Piecewise Normalizing Flows

TL;DR

The paper tackles the difficulty of modeling multi-modal distributions with normalizing flows by introducing piecewise normalizing flows (PNFs), which cluster the target distribution and train separate Gaussian-base NFs on each cluster. This segmentation aligns each piece's topology with the base distribution, enabling parallel training and often improving emulation accuracy versus single-flow and resampled-base baselines. Benchmark results on toy multimodal distributions show PNFs achieve lower KL divergences than competing methods, though gains on some real-world datasets are data-dependent. The approach offers a practical, scalable path to better capture complex densities while highlighting considerations around clustering choices and limitations of the method.

Abstract

Normalizing flows are an established approach for modelling complex probability densities through invertible transformations from a base distribution. However, the accuracy with which the target distribution can be captured by the normalizing flow is strongly influenced by the topology of the base distribution. A mismatch between the topology of the target and the base can result in a poor performance, as is typically the case for multi-modal problems. A number of different works have attempted to modify the topology of the base distribution to better match the target, either through the use of Gaussian Mixture Models (Izmailov et al., 2020; Ardizzone et al., 2020; Hagemann & Neumayer, 2021) or learned accept/reject sampling (Stimper et al., 2022). We introduce piecewise normalizing flows which divide the target distribution into clusters, with topologies that better match the standard normal base distribution, and train a series of flows to model complex multi-modal targets. We demonstrate the performance of the piecewise flows using some standard benchmarks and compare the accuracy of the flows to the approach taken in Stimper et al. (2022) for modelling multi-modal distributions. We find that our approach consistently outperforms the approach in Stimper et al. (2022) with a higher emulation accuracy on the standard benchmarks.

Figures (5)

• Figure 1: A simple demonstration of the piecewise normalizing flow (NF) described in this paper and a single NF trained on the same multimodal target distribution. We use early stopping to train the different normalizing flows. For the single NF we see bridging between the different clusters that is not present in the piecewise approach. The architecture of the MAF and piecewise MAF components are chosen such that the two have approximately the same number of hyperparameters.
• Figure 2: The figure shows how the silhouette score, $s$, can be used to determine the number of clusters needed to describe the data. In the example $s$ peaks for eight clusters corresponding to one for each Gaussian in the circle.
• Figure 3: The figure shows the training and sampling process for our piecewise NFs.

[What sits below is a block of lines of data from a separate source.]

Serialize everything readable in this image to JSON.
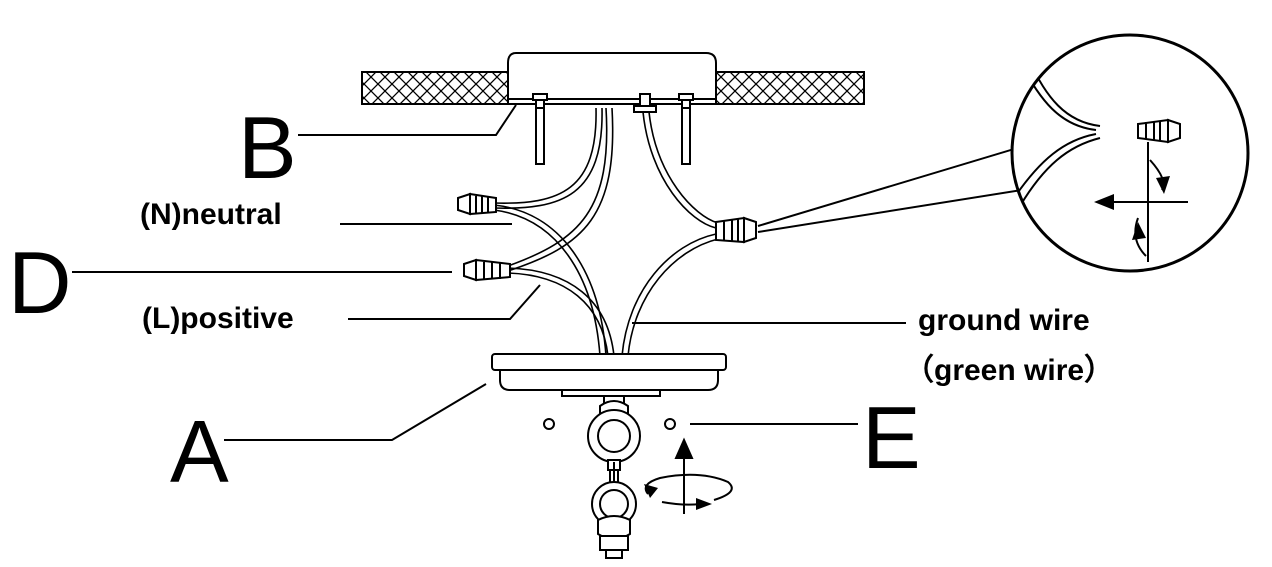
{
  "labels": {
    "A": "A",
    "B": "B",
    "D": "D",
    "E": "E",
    "neutral": "(N)neutral",
    "positive": "(L)positive",
    "ground_line1": "ground wire",
    "ground_line2": "（green wire）"
  },
  "colors": {
    "ink": "#000000",
    "background": "#ffffff"
  },
  "icons": {
    "rotate": "rotation-arrow-icon",
    "push": "direction-arrow-icon"
  }
}
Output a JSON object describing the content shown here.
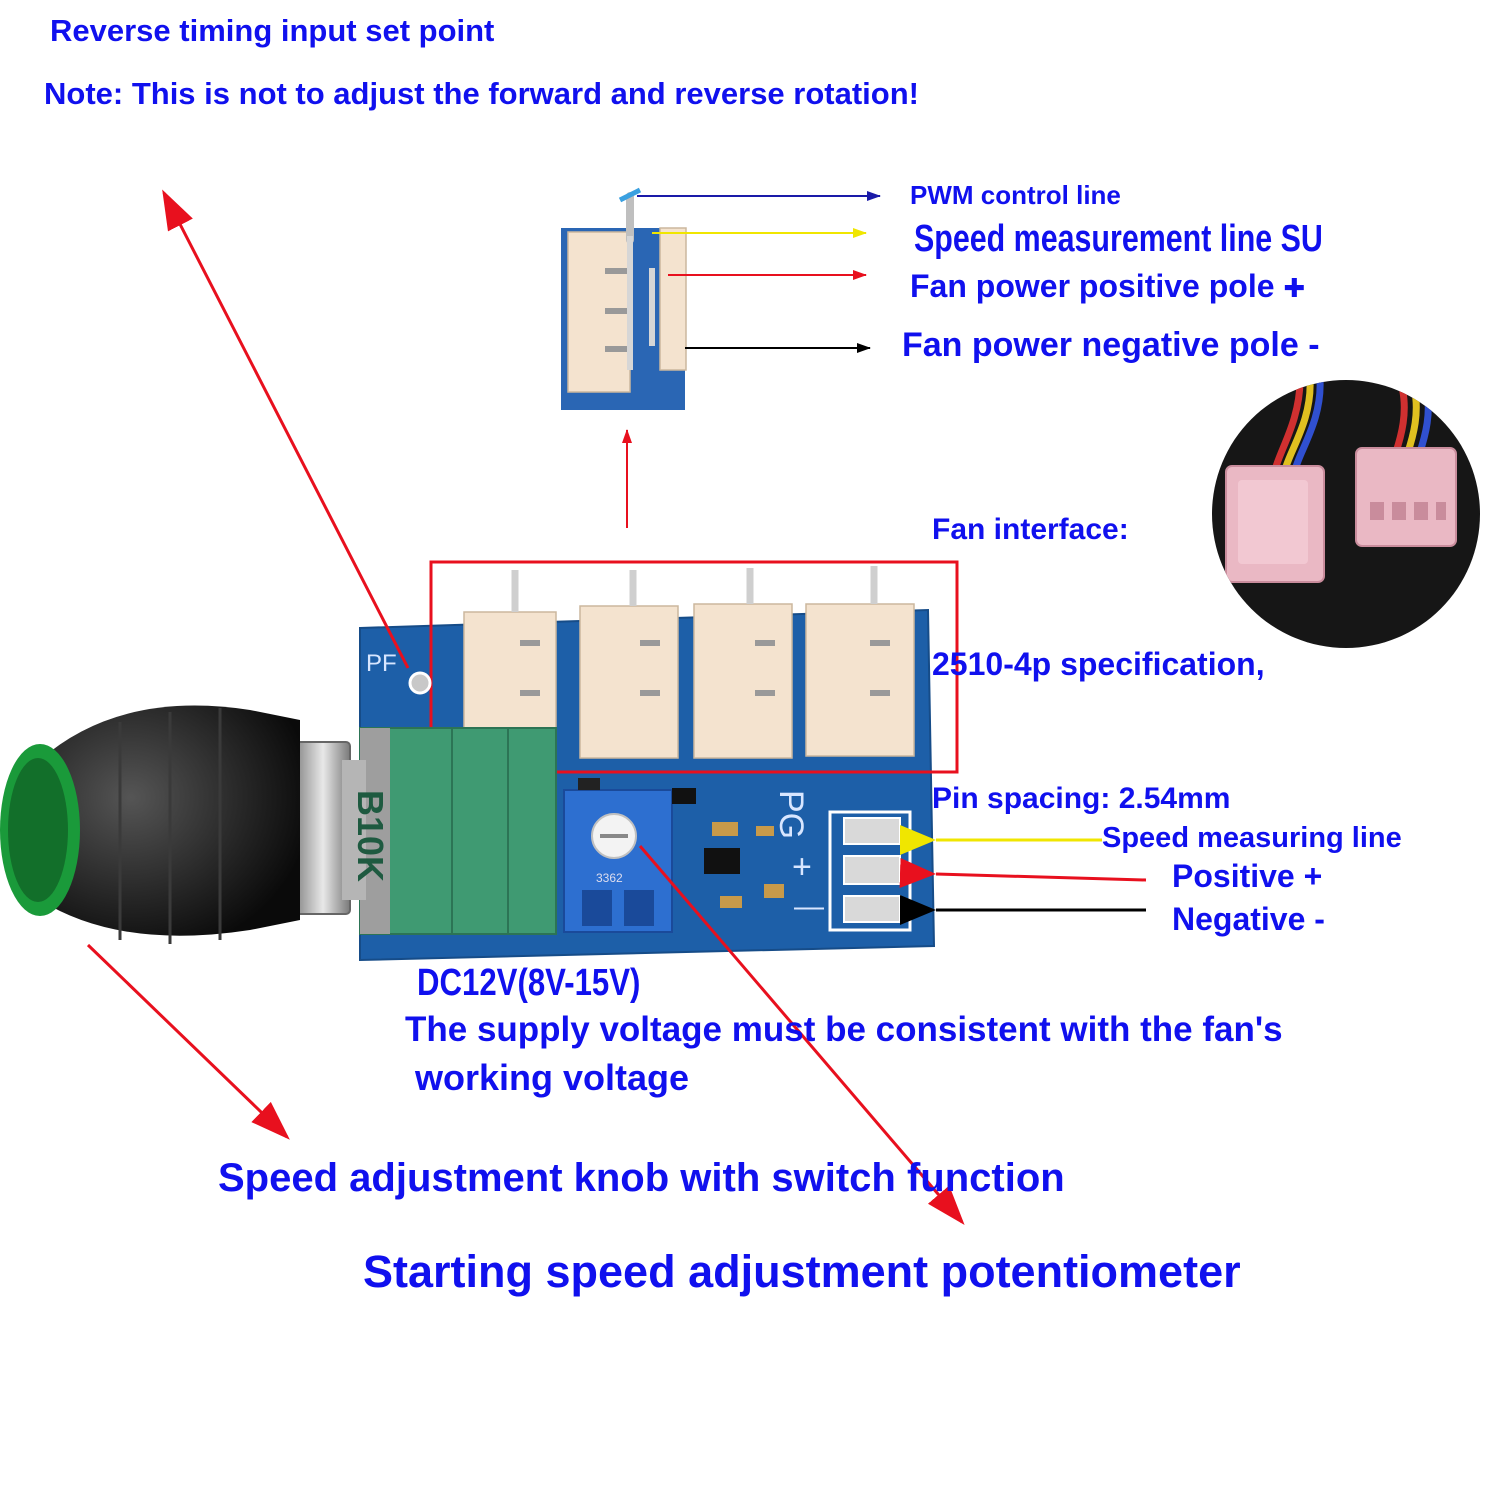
{
  "header": {
    "reverse_timing": "Reverse timing input set point",
    "note": "Note: This is not to adjust the forward and reverse rotation!"
  },
  "pinout": {
    "pwm": "PWM control line",
    "speed": "Speed measurement line SU",
    "positive": "Fan power positive pole",
    "positive_symbol": "✚",
    "negative": "Fan power negative pole -"
  },
  "fan_interface": {
    "title": "Fan interface:",
    "spec": "2510-4p specification,",
    "pin_spacing": "Pin spacing: 2.54mm"
  },
  "power_terminal": {
    "speed_line": "Speed measuring line",
    "positive": "Positive +",
    "negative": "Negative -"
  },
  "power": {
    "voltage": "DC12V(8V-15V)",
    "note_line1": "The supply voltage  must be consistent with the fan's",
    "note_line2": "working voltage"
  },
  "knob_label": "Speed adjustment knob with switch function",
  "pot_label": "Starting speed adjustment potentiometer",
  "board_marks": {
    "pf": "PF",
    "pot_value": "B10K",
    "trimmer_code": "3362",
    "pg": "PG",
    "minus": "—",
    "plus": "+"
  },
  "colors": {
    "label_text": "#1010ee",
    "pcb": "#1d5fa8",
    "arrow_red": "#e8101e",
    "arrow_blue": "#1a1aa8",
    "arrow_yellow": "#f0e600",
    "arrow_black": "#000000",
    "connector": "#f4e3cf",
    "pot_green": "#3f9a72",
    "knob_green": "#1a9a3a"
  }
}
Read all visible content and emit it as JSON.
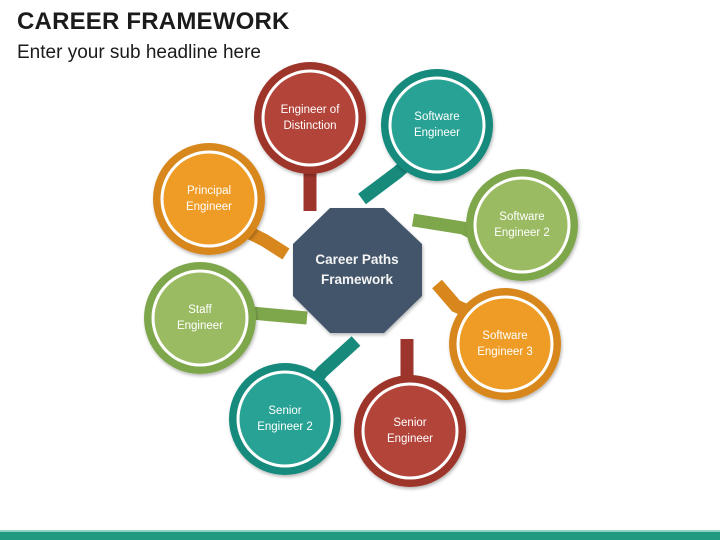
{
  "header": {
    "title": "CAREER FRAMEWORK",
    "subtitle": "Enter your sub headline here"
  },
  "center": {
    "label": "Career Paths\nFramework"
  },
  "nodes": [
    {
      "id": "engineer-of-distinction",
      "label": "Engineer of\nDistinction",
      "color": "red"
    },
    {
      "id": "software-engineer",
      "label": "Software\nEngineer",
      "color": "teal"
    },
    {
      "id": "software-engineer-2",
      "label": "Software\nEngineer 2",
      "color": "green"
    },
    {
      "id": "software-engineer-3",
      "label": "Software\nEngineer 3",
      "color": "orange"
    },
    {
      "id": "senior-engineer",
      "label": "Senior\nEngineer",
      "color": "red"
    },
    {
      "id": "senior-engineer-2",
      "label": "Senior\nEngineer 2",
      "color": "teal"
    },
    {
      "id": "staff-engineer",
      "label": "Staff\nEngineer",
      "color": "green"
    },
    {
      "id": "principal-engineer",
      "label": "Principal\nEngineer",
      "color": "orange"
    }
  ],
  "colors": {
    "red": {
      "ring": "#9e352c",
      "fill": "#b3443a"
    },
    "teal": {
      "ring": "#178a7c",
      "fill": "#28a294"
    },
    "green": {
      "ring": "#7ea74c",
      "fill": "#9bbb63"
    },
    "orange": {
      "ring": "#d8871d",
      "fill": "#ef9c27"
    },
    "octagon": "#43546a",
    "footer_bar": "#1f9a81",
    "footer_highlight": "#8fd0c2",
    "title_text": "#1b1b1b"
  }
}
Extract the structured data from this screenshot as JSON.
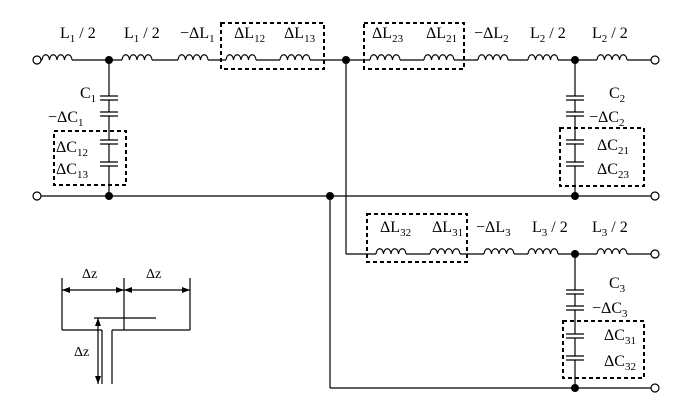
{
  "branch_1": {
    "series": [
      {
        "symbol": "L",
        "sub": "1",
        "suffix": "/ 2"
      },
      {
        "symbol": "L",
        "sub": "1",
        "suffix": "/ 2"
      },
      {
        "symbol": "−ΔL",
        "sub": "1",
        "suffix": ""
      },
      {
        "symbol": "ΔL",
        "sub": "12",
        "suffix": ""
      },
      {
        "symbol": "ΔL",
        "sub": "13",
        "suffix": ""
      }
    ],
    "shunt": [
      {
        "symbol": "C",
        "sub": "1"
      },
      {
        "symbol": "−ΔC",
        "sub": "1"
      },
      {
        "symbol": "ΔC",
        "sub": "12"
      },
      {
        "symbol": "ΔC",
        "sub": "13"
      }
    ]
  },
  "branch_2": {
    "series": [
      {
        "symbol": "ΔL",
        "sub": "23",
        "suffix": ""
      },
      {
        "symbol": "ΔL",
        "sub": "21",
        "suffix": ""
      },
      {
        "symbol": "−ΔL",
        "sub": "2",
        "suffix": ""
      },
      {
        "symbol": "L",
        "sub": "2",
        "suffix": "/ 2"
      },
      {
        "symbol": "L",
        "sub": "2",
        "suffix": "/ 2"
      }
    ],
    "shunt": [
      {
        "symbol": "C",
        "sub": "2"
      },
      {
        "symbol": "−ΔC",
        "sub": "2"
      },
      {
        "symbol": "ΔC",
        "sub": "21"
      },
      {
        "symbol": "ΔC",
        "sub": "23"
      }
    ]
  },
  "branch_3": {
    "series": [
      {
        "symbol": "ΔL",
        "sub": "32",
        "suffix": ""
      },
      {
        "symbol": "ΔL",
        "sub": "31",
        "suffix": ""
      },
      {
        "symbol": "−ΔL",
        "sub": "3",
        "suffix": ""
      },
      {
        "symbol": "L",
        "sub": "3",
        "suffix": "/ 2"
      },
      {
        "symbol": "L",
        "sub": "3",
        "suffix": "/ 2"
      }
    ],
    "shunt": [
      {
        "symbol": "C",
        "sub": "3"
      },
      {
        "symbol": "−ΔC",
        "sub": "3"
      },
      {
        "symbol": "ΔC",
        "sub": "31"
      },
      {
        "symbol": "ΔC",
        "sub": "32"
      }
    ]
  },
  "cross_section": {
    "dim_left": "Δz",
    "dim_right": "Δz",
    "dim_vertical": "Δz"
  }
}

From left to right, we start with a set of samples $x$ drawn from $p_X(x)$ and classify the samples into clusters (e.g. using $k$-means), determining the number of clusters to use based on the silhouette score. We then train a Masked Autoregressive Flow on each cluster $k$ using a standard normal distribution as our base. When drawing samples from $p_\theta(x)$ we select which MAF to draw from using weights defined according to the total cluster weight.
• Figure 4: The graph shows a series of multi-modal target distributions as 2D histograms of samples in the first column and three representations of this distribution produced with three different types of normalizing flow. We use early stopping, as described in the main text, to train all the normalizing flows. The second column shows a simple Masked Autoregressive Flow with a Gaussian base distribution based on the work in MAFs and the later two columns show two approaches to improve the accuracy of the model. The first is from Stimper2021 and uses a RealNVP flow to model the distributions while resampling the base distribution to better match the topology of the target distribution. In the last column, we show the results from our PNFs, where we have effectively modified the topology of the target distribution to better match the Gaussian base distribution by performing clustering.
• Figure 5: The figure shows samples drawn from various different PNFs built using different clustering algorithms, along with samples from the true distribution and samples from a single masked autoregressive flow. The figure illustrates that the PNF can be effectively built from using different clustering algorithms and, along with \ref{['tab:clustering_algorithm']}, that some clustering algorithms perform better than others. We choose network architectures for our PNFs and MAF such that they all have approximately the same number of hyperparameters.